Все рассмотреть было невозможно, и мы, оставив гостиную, пошли с художником в мастерскую, взглянуть на его старые и новые работы. Все четыре стены в мастерской, с пола до потолка, были заняты картинами. Всюду лежали кисти, тюбики с краской, старые палитры. Здесь была атмосфера постоянного труда, поэзии, мудрой стариковской любви к жизни.

Мое внимание привлек старинный парк, несколько раз повторяющийся на разных холстах.

— Это парк в Велеможье, — подходя и улыбаясь, объяснил хозяин. — С этого парка, собственно, и началась моя карьера художника.

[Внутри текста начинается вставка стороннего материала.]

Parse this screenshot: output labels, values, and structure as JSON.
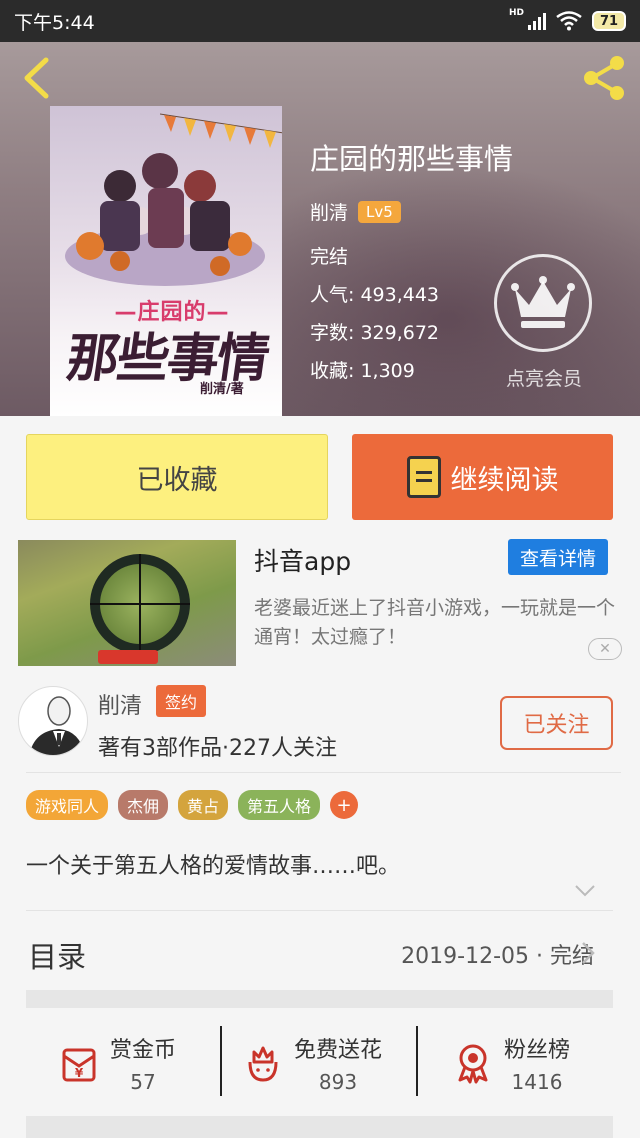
{
  "status_bar": {
    "time": "下午5:44",
    "network": "HD",
    "battery": "71"
  },
  "book": {
    "title": "庄园的那些事情",
    "author": "削清",
    "level": "Lv5",
    "status": "完结",
    "popularity": "人气: 493,443",
    "word_count": "字数: 329,672",
    "favorites": "收藏: 1,309",
    "vip_label": "点亮会员"
  },
  "cover": {
    "subtitle": "—庄园的—",
    "title": "那些事情",
    "author_mark": "削清/著"
  },
  "actions": {
    "favorite_label": "已收藏",
    "read_label": "继续阅读"
  },
  "ad": {
    "title": "抖音app",
    "detail_button": "查看详情",
    "description": "老婆最近迷上了抖音小游戏，一玩就是一个通宵！太过瘾了！",
    "close": "✕"
  },
  "author_card": {
    "name": "削清",
    "badge": "签约",
    "stats": "著有3部作品·227人关注",
    "follow_label": "已关注"
  },
  "tags": [
    {
      "label": "游戏同人",
      "color": "#f3a637"
    },
    {
      "label": "杰佣",
      "color": "#b87a6a"
    },
    {
      "label": "黄占",
      "color": "#d4a43d"
    },
    {
      "label": "第五人格",
      "color": "#8bb35a"
    }
  ],
  "tag_add": "+",
  "summary": "一个关于第五人格的爱情故事……吧。",
  "toc": {
    "label": "目录",
    "meta": "2019-12-05 · 完结"
  },
  "bottom_stats": [
    {
      "label": "赏金币",
      "value": "57",
      "icon": "coin-envelope-icon"
    },
    {
      "label": "免费送花",
      "value": "893",
      "icon": "flower-icon"
    },
    {
      "label": "粉丝榜",
      "value": "1416",
      "icon": "medal-icon"
    }
  ],
  "colors": {
    "accent": "#ec6a3b",
    "favorite_bg": "#fdf07f",
    "ad_button": "#1f7ee0"
  }
}
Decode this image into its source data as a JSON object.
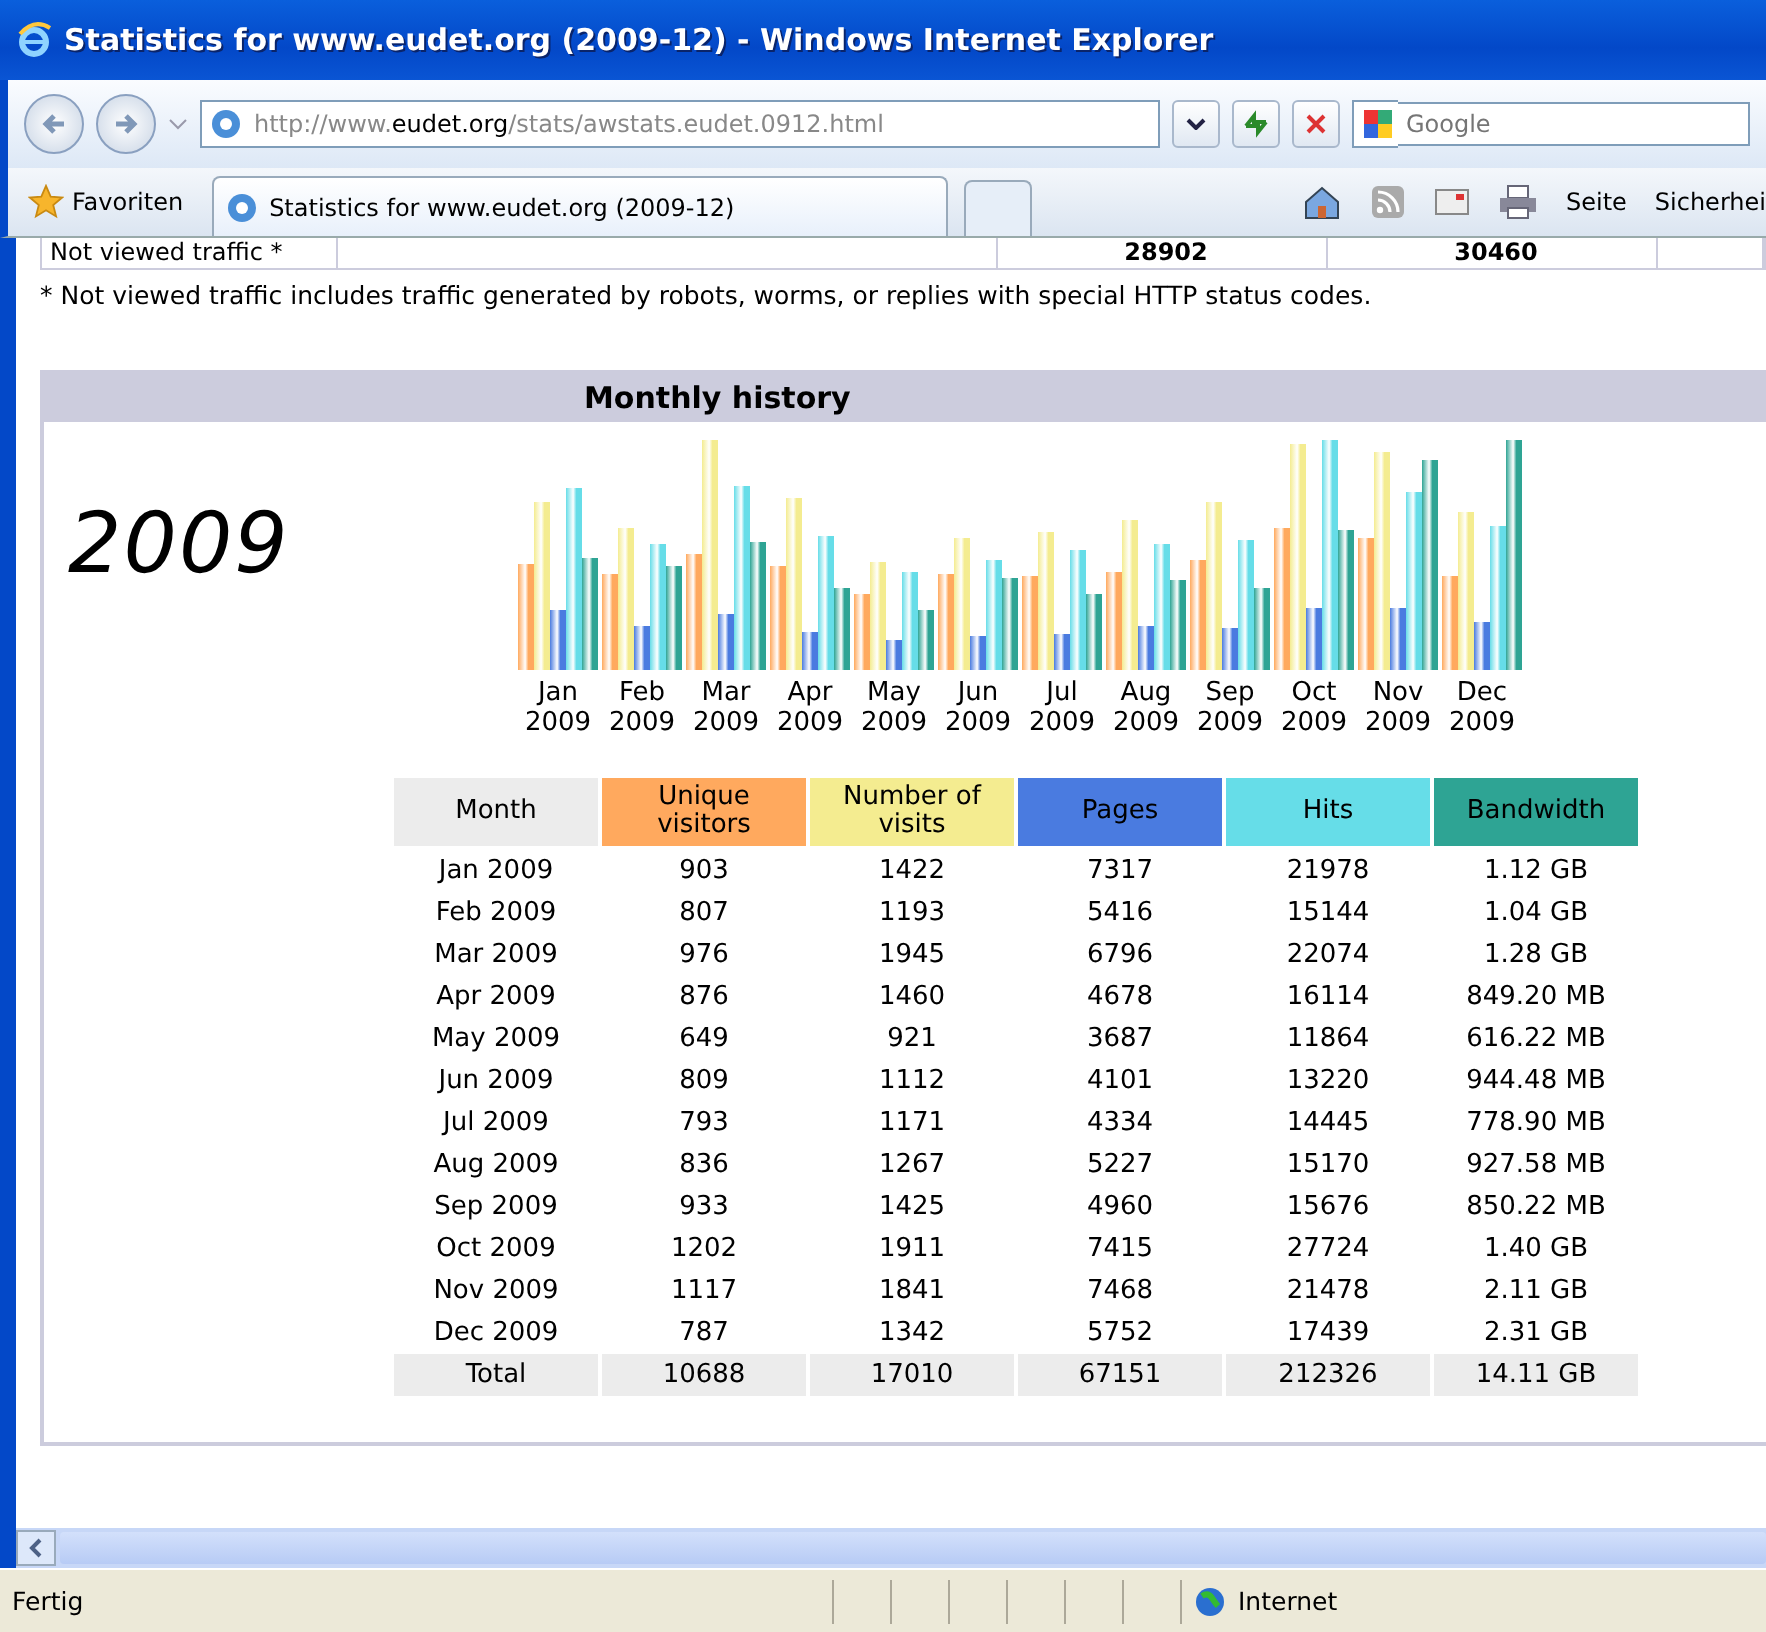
{
  "window": {
    "title": "Statistics for www.eudet.org (2009-12) - Windows Internet Explorer"
  },
  "address": {
    "prefix": "http://www.",
    "domain": "eudet.org",
    "path": "/stats/awstats.eudet.0912.html"
  },
  "search": {
    "placeholder": "Google"
  },
  "favorites_label": "Favoriten",
  "tabs": [
    {
      "label": "Statistics for www.eudet.org (2009-12)",
      "selected": true
    }
  ],
  "command_bar": [
    "Seite",
    "Sicherhei"
  ],
  "summary_row": {
    "label": "Not viewed traffic *",
    "cells": [
      "28902",
      "30460"
    ]
  },
  "footnote": "* Not viewed traffic includes traffic generated by robots, worms, or replies with special HTTP status codes.",
  "monthly_history": {
    "title": "Monthly history",
    "year": "2009",
    "chart_labels": [
      {
        "month": "Jan",
        "year": "2009"
      },
      {
        "month": "Feb",
        "year": "2009"
      },
      {
        "month": "Mar",
        "year": "2009"
      },
      {
        "month": "Apr",
        "year": "2009"
      },
      {
        "month": "May",
        "year": "2009"
      },
      {
        "month": "Jun",
        "year": "2009"
      },
      {
        "month": "Jul",
        "year": "2009"
      },
      {
        "month": "Aug",
        "year": "2009"
      },
      {
        "month": "Sep",
        "year": "2009"
      },
      {
        "month": "Oct",
        "year": "2009"
      },
      {
        "month": "Nov",
        "year": "2009"
      },
      {
        "month": "Dec",
        "year": "2009"
      }
    ],
    "columns": [
      {
        "label": "Month",
        "color": "#ececec"
      },
      {
        "label": "Unique visitors",
        "color": "#ffa95e"
      },
      {
        "label": "Number of visits",
        "color": "#f4ec90"
      },
      {
        "label": "Pages",
        "color": "#4a7be0"
      },
      {
        "label": "Hits",
        "color": "#66dde8"
      },
      {
        "label": "Bandwidth",
        "color": "#2ea494"
      }
    ],
    "rows": [
      [
        "Jan 2009",
        "903",
        "1422",
        "7317",
        "21978",
        "1.12 GB"
      ],
      [
        "Feb 2009",
        "807",
        "1193",
        "5416",
        "15144",
        "1.04 GB"
      ],
      [
        "Mar 2009",
        "976",
        "1945",
        "6796",
        "22074",
        "1.28 GB"
      ],
      [
        "Apr 2009",
        "876",
        "1460",
        "4678",
        "16114",
        "849.20 MB"
      ],
      [
        "May 2009",
        "649",
        "921",
        "3687",
        "11864",
        "616.22 MB"
      ],
      [
        "Jun 2009",
        "809",
        "1112",
        "4101",
        "13220",
        "944.48 MB"
      ],
      [
        "Jul 2009",
        "793",
        "1171",
        "4334",
        "14445",
        "778.90 MB"
      ],
      [
        "Aug 2009",
        "836",
        "1267",
        "5227",
        "15170",
        "927.58 MB"
      ],
      [
        "Sep 2009",
        "933",
        "1425",
        "4960",
        "15676",
        "850.22 MB"
      ],
      [
        "Oct 2009",
        "1202",
        "1911",
        "7415",
        "27724",
        "1.40 GB"
      ],
      [
        "Nov 2009",
        "1117",
        "1841",
        "7468",
        "21478",
        "2.11 GB"
      ],
      [
        "Dec 2009",
        "787",
        "1342",
        "5752",
        "17439",
        "2.31 GB"
      ]
    ],
    "total": [
      "Total",
      "10688",
      "17010",
      "67151",
      "212326",
      "14.11 GB"
    ]
  },
  "status_bar": {
    "text": "Fertig",
    "zone": "Internet"
  }
}
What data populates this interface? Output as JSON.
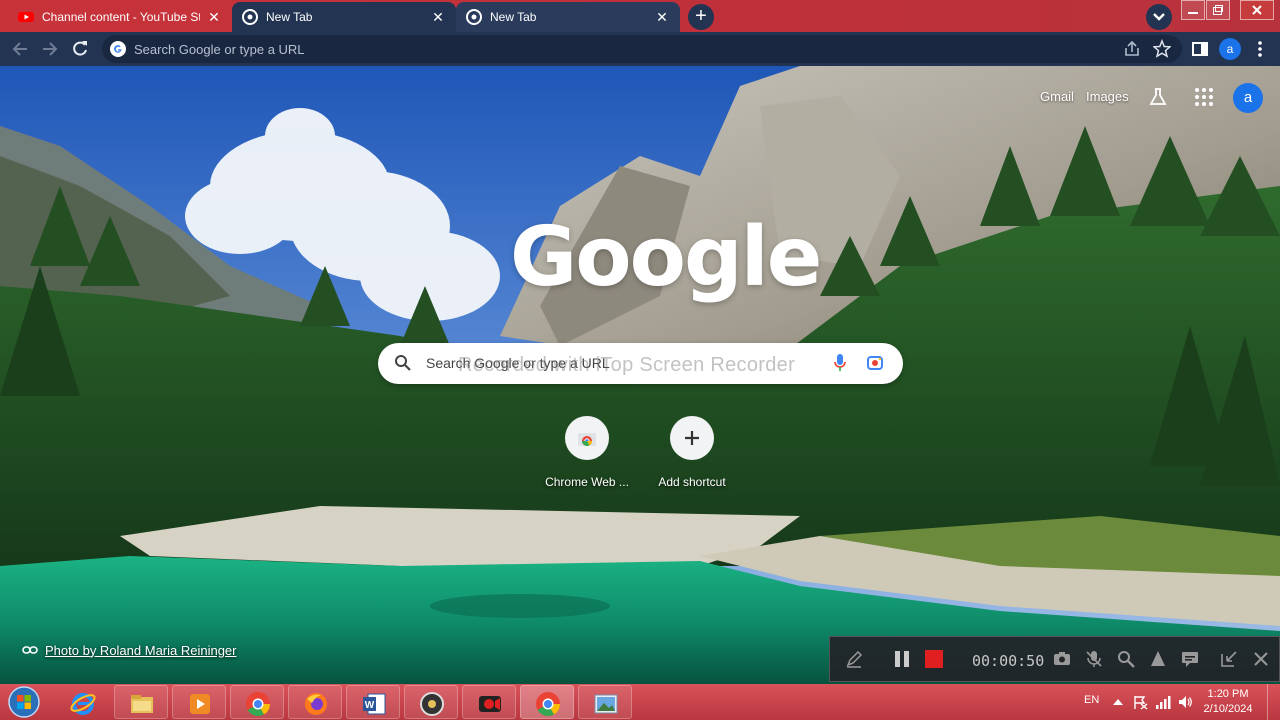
{
  "browser": {
    "tabs": [
      {
        "title": "Channel content - YouTube Studio",
        "favicon": "youtube-icon"
      },
      {
        "title": "New Tab",
        "favicon": "chrome-icon"
      },
      {
        "title": "New Tab",
        "favicon": "chrome-icon"
      }
    ],
    "close_glyph": "✕",
    "omnibox_placeholder": "Search Google or type a URL",
    "profile_initial": "a"
  },
  "new_tab_page": {
    "header_links": {
      "gmail": "Gmail",
      "images": "Images"
    },
    "profile_initial": "a",
    "logo_text": "Google",
    "search_placeholder": "Search Google or type a URL",
    "watermark_text": "Recorded with iTop Screen Recorder",
    "shortcuts": [
      {
        "label": "Chrome Web ...",
        "icon": "chrome-web-store-icon"
      },
      {
        "label": "Add shortcut",
        "icon": "plus-icon"
      }
    ],
    "photo_credit": "Photo by Roland Maria Reininger"
  },
  "recorder": {
    "elapsed": "00:00:50",
    "stop_color": "#e02020"
  },
  "taskbar": {
    "apps": [
      "internet-explorer-icon",
      "file-explorer-icon",
      "media-player-icon",
      "chrome-icon",
      "firefox-icon",
      "word-icon",
      "media-app-icon",
      "screen-recorder-icon",
      "chrome-active-icon",
      "photos-icon"
    ],
    "language": "EN",
    "time": "1:20 PM",
    "date": "2/10/2024"
  },
  "colors": {
    "accent": "#1a73e8",
    "tabbar": "#c8333a",
    "toolbar": "#233452"
  }
}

Иван Михайлович всмотрелся в холст, видимо отыскал какое-то знакомое ему одному место, и продолжал:

— Раз, еще мальчишкой, меня поразила одна художница, приезжавшая на этюды в Велеможье (правильно говоря — Вельможье. Раньше здесь была знаменитая на всю Россию охота Н. П. Кишенского. — В. И.). До этого я художников никогда не видел. А тут смотрю: сидит женщина на складном стульчике, держит перед собой лист бумаги и что-то рисует. Это была художница Якунчикова, родственница Поленова. Художница побыла и уехала, а я с того самого дня не выпускаю из рук карандаша и кистей.

Он на минуту задумался.

— Уже в Москве, студентом, со мной произошел курьезный случай. Раз захожу в антикварный магазин. Смотрю: ба, Велеможье! И подпись на этюде: М. Якунчикова. Мне, конечно, страшно захотелось его купить. Стоил этюд по тем временам недорого — сколько-то миллионов. Да беда, в карманах у меня не было и ломаного гроша. Несколько дней я все ходил к этому этюду. Все надеялся раздобыть денег. Но однажды прихожу — этюд уже продан. Так мне его было жалко…

Художник помолчал.

— Собственно, что было изображено на этом этюде? Голубое небо. Желтая дорога. Я много раз писал потом этот вид. Но у меня он не получался так, как у Якунчиковой. У нее все было как-то яснее, чище. Такой, знаете, праздник для души. По-моему, этот праздник — цель и великая загадка нашего искусства.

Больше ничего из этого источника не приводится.